Retirees join Sheet Metal 268, Painters DC 58 in ‘Resurrection Park’
By CARL GREEN
East St. Louis – For 24 years, a community group has slowly been building a neighborhood of new houses here that give hard-working residents a chance to turn their lives around.
This year, they have a powerful new ally, the retired members of IBEW Local 309, who recently installed the electrical work for the latest house to be built by the East Side Heart & Home Family Center.
In the community “blitz build,” ground was broken March 13, and on Saturday, May 13, more than 40 volunteers put up the walls. That allowed the five skilled and experienced electricians to step in on May 15 to do their part.
“They’re pretty good guys – they have been wonderful,” said Sister Carol Lehmkuhl, director of the agency, and its founder. “We haven’t had the privilege of meeting these people before, and we’re very happy they are joining the group.”
The leader of the electricians, Bill Hagene, said they were enjoying how efficiently the project was moving along.
“They do things real fast here,” he said. “It’s been going real good, and they’ve got a good rapport with Ameren. The engineer was already out here, and we got approval last night.
“It’s due to having five good guys,” he added. “I’ve got guys who know what they’re doing and we knocked the hell out of this thing.”
The other guys are Scott Nicholson, Don Herbeck, Brad Maes and Dan Sodam, who have worked on
many projects before.
“Once we get the power on, which will be by the end of this week, they can have this all done on camera, and security will be done by whoever they hire,” Hagene said.
“This is the first time they’ve been working with us,” he added. “Before, they actually paid somebody to do the electrical, so they’re very glad to have us volunteer.”
Other union groups that are helping are Sheet Metal Workers Local 268 and Painters District Council 58. Also, some of the walls were pre-constructed across town by inmates in the carpentry program at Southwestern Illinois Correctional Center.
HOW IT STARTED
East Side Heart & Home Family Center started out as two groups founded following the closing of Vincent Gray Alternative High School in the Olivette Park neighborhood on the city’s west side.
Sister Carol, who had been a teacher at the school, founded the Family Center in 1993 to bring people together to improve the lives of neighborhood residents and the community. In 1995, the housing program was formed to provide affordable quality homes, building one a year.
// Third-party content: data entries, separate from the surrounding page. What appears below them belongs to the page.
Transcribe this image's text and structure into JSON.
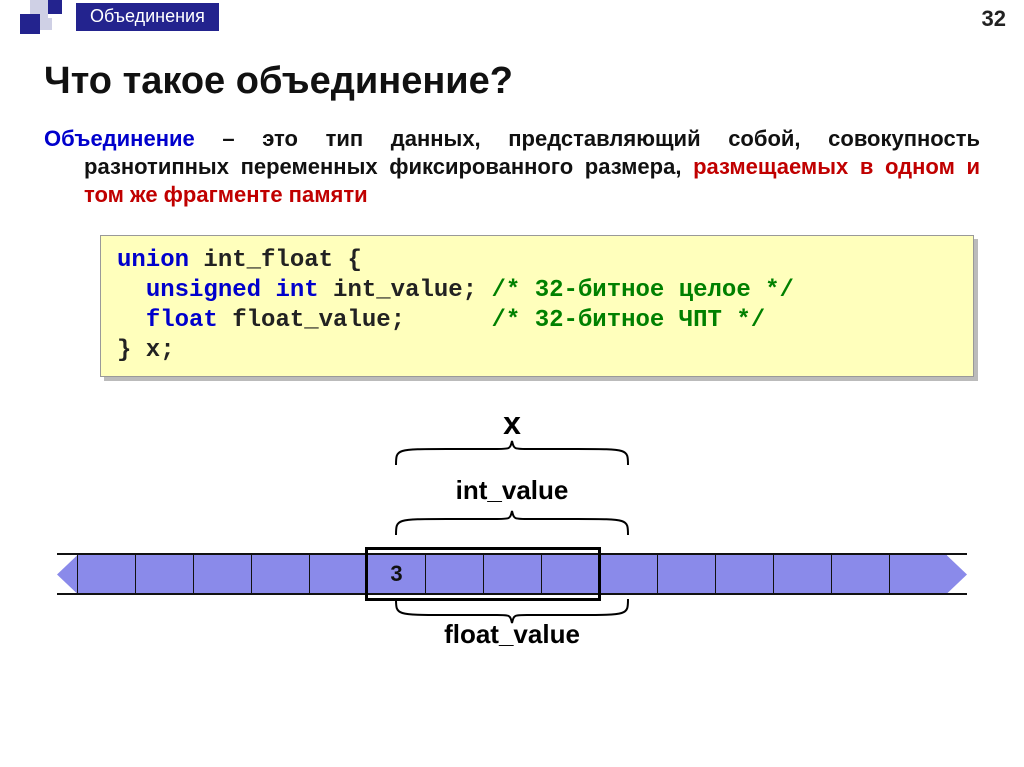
{
  "header": {
    "tab": "Объединения",
    "page": "32"
  },
  "title": "Что такое объединение?",
  "definition": {
    "term": "Объединение",
    "plain1": " – это тип данных, представляющий собой, совокупность разнотипных переменных фиксированного размера, ",
    "highlight": "размещаемых в одном и том же фрагменте памяти"
  },
  "code": {
    "l1_kw": "union",
    "l1_rest": " int_float {",
    "l2_kw1": "unsigned",
    "l2_kw2": "int",
    "l2_rest": " int_value; ",
    "l2_cm": "/* 32-битное целое */",
    "l3_kw": "float",
    "l3_rest": " float_value;      ",
    "l3_cm": "/* 32-битное ЧПТ */",
    "l4": "} x;"
  },
  "diagram": {
    "var": "x",
    "label_top": "int_value",
    "label_bottom": "float_value",
    "cell_value": "3"
  }
}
The two groups worked cooperatively and finally merged in 2013.
Aside from housing, the group provides several educational programs – a summer youth program, GED tutoring, tuition assistance and job training.
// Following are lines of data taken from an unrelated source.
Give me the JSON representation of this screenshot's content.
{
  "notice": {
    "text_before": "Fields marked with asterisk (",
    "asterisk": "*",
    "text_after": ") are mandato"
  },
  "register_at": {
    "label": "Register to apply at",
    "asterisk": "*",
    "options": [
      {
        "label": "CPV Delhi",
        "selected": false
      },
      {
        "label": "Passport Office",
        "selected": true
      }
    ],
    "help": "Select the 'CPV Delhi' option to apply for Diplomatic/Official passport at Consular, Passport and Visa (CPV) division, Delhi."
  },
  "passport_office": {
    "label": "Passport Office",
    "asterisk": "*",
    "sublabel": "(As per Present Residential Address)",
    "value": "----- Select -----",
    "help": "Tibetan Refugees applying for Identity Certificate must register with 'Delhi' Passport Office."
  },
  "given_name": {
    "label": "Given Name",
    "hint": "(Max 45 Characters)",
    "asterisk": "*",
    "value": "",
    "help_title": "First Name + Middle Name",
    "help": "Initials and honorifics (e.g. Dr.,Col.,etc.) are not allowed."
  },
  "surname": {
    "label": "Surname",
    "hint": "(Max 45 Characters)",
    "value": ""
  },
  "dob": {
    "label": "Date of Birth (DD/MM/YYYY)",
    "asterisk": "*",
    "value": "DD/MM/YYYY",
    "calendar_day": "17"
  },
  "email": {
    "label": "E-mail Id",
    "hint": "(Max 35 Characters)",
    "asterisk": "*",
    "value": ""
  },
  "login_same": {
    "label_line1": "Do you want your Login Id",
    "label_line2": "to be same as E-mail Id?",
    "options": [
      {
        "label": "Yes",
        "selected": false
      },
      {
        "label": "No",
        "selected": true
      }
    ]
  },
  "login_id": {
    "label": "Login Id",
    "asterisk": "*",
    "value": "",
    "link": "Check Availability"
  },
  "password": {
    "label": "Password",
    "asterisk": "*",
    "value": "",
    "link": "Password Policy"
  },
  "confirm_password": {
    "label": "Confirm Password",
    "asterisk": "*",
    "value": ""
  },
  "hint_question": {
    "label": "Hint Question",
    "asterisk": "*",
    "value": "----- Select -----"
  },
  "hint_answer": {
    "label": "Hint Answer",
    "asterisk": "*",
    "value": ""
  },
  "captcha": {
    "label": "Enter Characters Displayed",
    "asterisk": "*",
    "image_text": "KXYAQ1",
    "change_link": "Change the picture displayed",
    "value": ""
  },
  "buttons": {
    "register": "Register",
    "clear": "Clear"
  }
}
The new house, on North 8th Street near the Exchange Avenue ramp from I-70, is the 16th house in the immediate neighborhood, which residents now call “Resurrection Park,” and the 21st overall for the program. It also has 16 more lots for future projects and has demolished nine derelict houses.
The neighborhood, which used to be known for prostitution, drugs and abandoned property, now looks like a pleasant suburban environment in any other town. Most of the houses were built by the program in this now-quiet corner of the city.
“It didn’t look anything like it does today,” said Lisa Saunders, housing director for the program.
PREPARING THE BUYERS
Buyers get more than just a modestly priced, well-built home. Before the sale, they work with Saunders for three years to prepare for home ownership.
“We work on financial management, asset building, what it takes to be a homeowner,” she said. “If they need to improve their credit scores, we work with that. The goal is that after three years, they will be able to get their own home loan.”
Saunders said this home build has been proceeding smoothly, and she hopes the purchasing family will be able to move in the first week of July.
“We’re getting work done, the weather’s been very cooperative and the volunteers have just been fabulous,” she said.
Most of the past buyers are still living in their homes.
“We’re trying to build homes for people who wouldn’t necessarily have enough money to buy a home, so they can establish their credit and make a move upward, but we’re also trying to build a neighborhood,” said Sister Marianne Buhr of East Side Heart & Home.